Being a mom is wonderfully awful--it is an oxymoron in every way. Brantley, my son, is the most active child I have ever seen! It’s like he never just kind of “hangs out” for a minute to play with something. He is always grabbing and pacing looking for “trouble”. Sometimes I just want to scream at him out of frustration that he won’t go to sleep and I am late on a really important phone call I have to make and need him to be asleep. There are times that I think, “If I have to sit here opening and closing the shower door one more time, I think my head will explode.” Then the next minute he runs off before I can put his clean diaper on and proceeds to pee on the hardwood floors and slip in it, hitting his head and screaming. When I became a mom, I knew it would be challenging, but I thought it would mostly be those commercial moments of snuggly tenderness that make it all seem so worth it. I never knew it would be picking poop out of the bathtub and getting so little sleep for the first year of his life that I feel like I can hardly think straight, let alone take care of a child running around everywhere. I didn’t know my life could seem so chaotic and insanely boring at the same time. Then he will give me that little grin that makes me remember in that moment just why I’m doing this and why it is one of the most important things I’ll ever do. When I do get those moments of snuggles or kisses or that hilarious thing he just said, it is so amazing! Those are the moments that get you through. My child is not a super snuggly child though because he has places to go, and most of the time he bats at me in the air to “go away” so he can busily get on with the next thing he “has” to do.

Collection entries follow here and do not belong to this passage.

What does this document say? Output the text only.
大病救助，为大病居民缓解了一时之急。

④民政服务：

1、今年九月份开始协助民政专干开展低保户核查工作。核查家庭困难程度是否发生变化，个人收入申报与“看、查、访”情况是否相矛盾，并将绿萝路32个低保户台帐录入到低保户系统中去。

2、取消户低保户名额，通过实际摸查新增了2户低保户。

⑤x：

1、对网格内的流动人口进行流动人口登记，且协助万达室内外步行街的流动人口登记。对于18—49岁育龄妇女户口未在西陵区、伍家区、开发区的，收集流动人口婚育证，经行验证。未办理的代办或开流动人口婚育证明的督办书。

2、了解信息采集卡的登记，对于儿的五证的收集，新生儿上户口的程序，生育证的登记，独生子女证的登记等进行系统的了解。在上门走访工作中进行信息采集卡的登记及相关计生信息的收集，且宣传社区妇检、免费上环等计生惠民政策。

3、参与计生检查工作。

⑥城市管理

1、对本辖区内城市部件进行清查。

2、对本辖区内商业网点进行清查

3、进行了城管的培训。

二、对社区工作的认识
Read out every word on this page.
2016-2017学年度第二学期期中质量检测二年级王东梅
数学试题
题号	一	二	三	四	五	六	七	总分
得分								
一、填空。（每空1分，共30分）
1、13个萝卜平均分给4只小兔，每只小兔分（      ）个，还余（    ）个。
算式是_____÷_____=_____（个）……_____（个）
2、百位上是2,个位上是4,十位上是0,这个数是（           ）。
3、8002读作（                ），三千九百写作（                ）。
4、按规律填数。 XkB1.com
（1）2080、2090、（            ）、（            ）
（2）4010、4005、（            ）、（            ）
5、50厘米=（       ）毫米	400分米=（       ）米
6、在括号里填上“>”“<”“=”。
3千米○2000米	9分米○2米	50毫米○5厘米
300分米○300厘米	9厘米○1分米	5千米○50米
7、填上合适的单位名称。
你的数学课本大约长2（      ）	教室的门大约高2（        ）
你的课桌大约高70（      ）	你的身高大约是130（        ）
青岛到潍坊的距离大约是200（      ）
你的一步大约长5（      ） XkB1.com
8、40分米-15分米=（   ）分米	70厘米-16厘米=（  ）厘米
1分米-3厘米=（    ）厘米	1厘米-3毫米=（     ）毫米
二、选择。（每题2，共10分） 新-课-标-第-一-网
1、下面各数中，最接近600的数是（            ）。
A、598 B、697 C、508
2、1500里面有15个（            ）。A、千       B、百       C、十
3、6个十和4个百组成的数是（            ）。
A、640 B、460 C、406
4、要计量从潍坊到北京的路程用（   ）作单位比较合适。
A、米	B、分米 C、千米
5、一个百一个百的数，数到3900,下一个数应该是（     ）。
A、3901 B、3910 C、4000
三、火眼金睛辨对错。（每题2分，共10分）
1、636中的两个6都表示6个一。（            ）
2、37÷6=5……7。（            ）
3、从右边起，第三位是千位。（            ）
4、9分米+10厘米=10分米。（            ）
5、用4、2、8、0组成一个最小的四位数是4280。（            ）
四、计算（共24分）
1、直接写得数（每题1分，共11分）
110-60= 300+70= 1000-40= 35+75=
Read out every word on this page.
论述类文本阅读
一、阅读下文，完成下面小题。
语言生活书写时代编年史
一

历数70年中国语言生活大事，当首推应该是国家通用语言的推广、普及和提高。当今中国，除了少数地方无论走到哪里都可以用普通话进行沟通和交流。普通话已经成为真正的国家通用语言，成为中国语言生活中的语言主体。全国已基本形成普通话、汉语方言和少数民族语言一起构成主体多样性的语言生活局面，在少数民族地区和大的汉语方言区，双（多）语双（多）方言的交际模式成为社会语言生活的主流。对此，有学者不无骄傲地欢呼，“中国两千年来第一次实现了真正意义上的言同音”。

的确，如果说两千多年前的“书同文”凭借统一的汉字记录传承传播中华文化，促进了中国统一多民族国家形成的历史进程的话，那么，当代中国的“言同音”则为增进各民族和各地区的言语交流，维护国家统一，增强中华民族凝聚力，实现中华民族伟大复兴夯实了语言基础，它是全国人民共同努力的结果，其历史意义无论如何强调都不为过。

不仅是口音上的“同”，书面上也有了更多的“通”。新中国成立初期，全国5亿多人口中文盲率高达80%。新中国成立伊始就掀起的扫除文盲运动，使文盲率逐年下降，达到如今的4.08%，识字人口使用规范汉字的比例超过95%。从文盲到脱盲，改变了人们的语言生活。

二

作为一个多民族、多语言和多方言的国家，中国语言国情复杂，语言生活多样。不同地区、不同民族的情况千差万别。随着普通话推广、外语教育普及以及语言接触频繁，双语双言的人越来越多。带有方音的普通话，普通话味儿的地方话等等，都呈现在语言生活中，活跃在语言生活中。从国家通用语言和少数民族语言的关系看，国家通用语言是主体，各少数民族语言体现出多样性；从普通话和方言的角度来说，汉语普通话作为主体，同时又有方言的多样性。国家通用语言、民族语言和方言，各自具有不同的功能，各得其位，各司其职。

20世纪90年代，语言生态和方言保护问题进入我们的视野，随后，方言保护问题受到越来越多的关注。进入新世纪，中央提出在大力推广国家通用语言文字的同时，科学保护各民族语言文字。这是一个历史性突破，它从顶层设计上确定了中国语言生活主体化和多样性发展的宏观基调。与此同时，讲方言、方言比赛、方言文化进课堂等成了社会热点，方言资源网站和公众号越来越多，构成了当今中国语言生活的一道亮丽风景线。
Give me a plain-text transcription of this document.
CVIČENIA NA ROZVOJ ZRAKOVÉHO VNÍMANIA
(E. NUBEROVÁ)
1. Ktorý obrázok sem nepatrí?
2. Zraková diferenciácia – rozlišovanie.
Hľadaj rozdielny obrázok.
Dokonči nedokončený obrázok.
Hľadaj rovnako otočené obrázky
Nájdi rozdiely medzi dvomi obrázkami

It’s funny because I often feel a little hurt when he wants me to “go away” or if he wants someone else to comfort him when he’s hurt. There is a part of me that wants him to need me so that I can feel like I’m doing my job well. I have to remind myself that it’s not about me and how I feel, but I need to let him go do things and not make them about my own feelings of insecurity. I’ve had to be reminded again and again that that is normal for him to want someone else. It doesn’t mean I’m not a good enough mom. He’s with me all the time, and I became boring a long time ago. It is actually a sign of healthy attachment when they can go enjoy something without clinging to you. Clingy behavior can be normal at certain times and ages, but overall, it is not a sign of healthy attachment, and that is something I have to remind myself of constantly when he seems to rather be with someone else.
As a single mom, I am so blessed to have been able to be at home with my son. But it’s time for me to go back to work now, and I feel the terrible feeling of “how do I provide for us and afford childcare and spend enough time with him?” I am having to do the job of the mom and the dad, and it is a daunting task. Often I just feel like I’m not enough, and I put too much pressure on myself to be able to do everything that all the other moms do out there, but I have no one to help me accomplish those things like most moms do. I don’t get the luxury of saying, “Honey, will you watch him while I cook?” or “Will you give him a bath tonight while I clean up the kitchen?” It’s all on me, and it’s a lot to accomplish. I often beat myself up for not spending enough time with him even when I’ve spent tons of time with him. I’ve had to just let myself do the best I can and congratulate myself in that.
It’s been wonderful to have the opportunity to stay at home with him, but it is isolating as well. I get excited to go to Target just to be around other people! :) As a single mom I find it hard to make friends. The single people don’t understand that your schedule just is not that free. But the married folks don’t ask you to hang out because you aren’t a couple, and they typically want couple friends so that their husband has someone to hang out with too. So, it is an isolating and lonely place for a single mom who already has the weight of the world on her shoulders caring for a young child alone.
Even though parenthood has been quite a challenge in many ways, it has made me grow up and take responsibility in ways I never have before. I now know that the choices I make directly affect another human being, and I take that very seriously. It is hard to keep a balance of the weight of the responsibility I hold and the fact that my son is in God’s hands, and I can’t control everything that happens. Although I think it is essential to protect your children, my tendency is to be overprotective and not ever take my eyes off of him because I don’t want him to experience any of the pain that I did. But my over-protectiveness can cause him pain all by itself. And in the end, you can protect them as much as possible, but you can’t keep them from pain. It’s inevitable, but it’s not always bad in the long run. My pain has made me into the person I am today, and it has given me a depth and a love for people that I never would have had before.
Parenting is such a game of balancing things. It stretches you and makes you feel and do things that you didn’t know were in you. When your child hurts, you hurt. When they are excited, you’re excited. It feels like they are almost a part of you. It is always a balance to allow yourself to feel that intensity of bonding yet the healthy disconnect that allows your child to be their own person without it changing your own identity or sense of worth. Being a mother is quite an experience of self-revelation and going to a depth that you didn’t know was possible.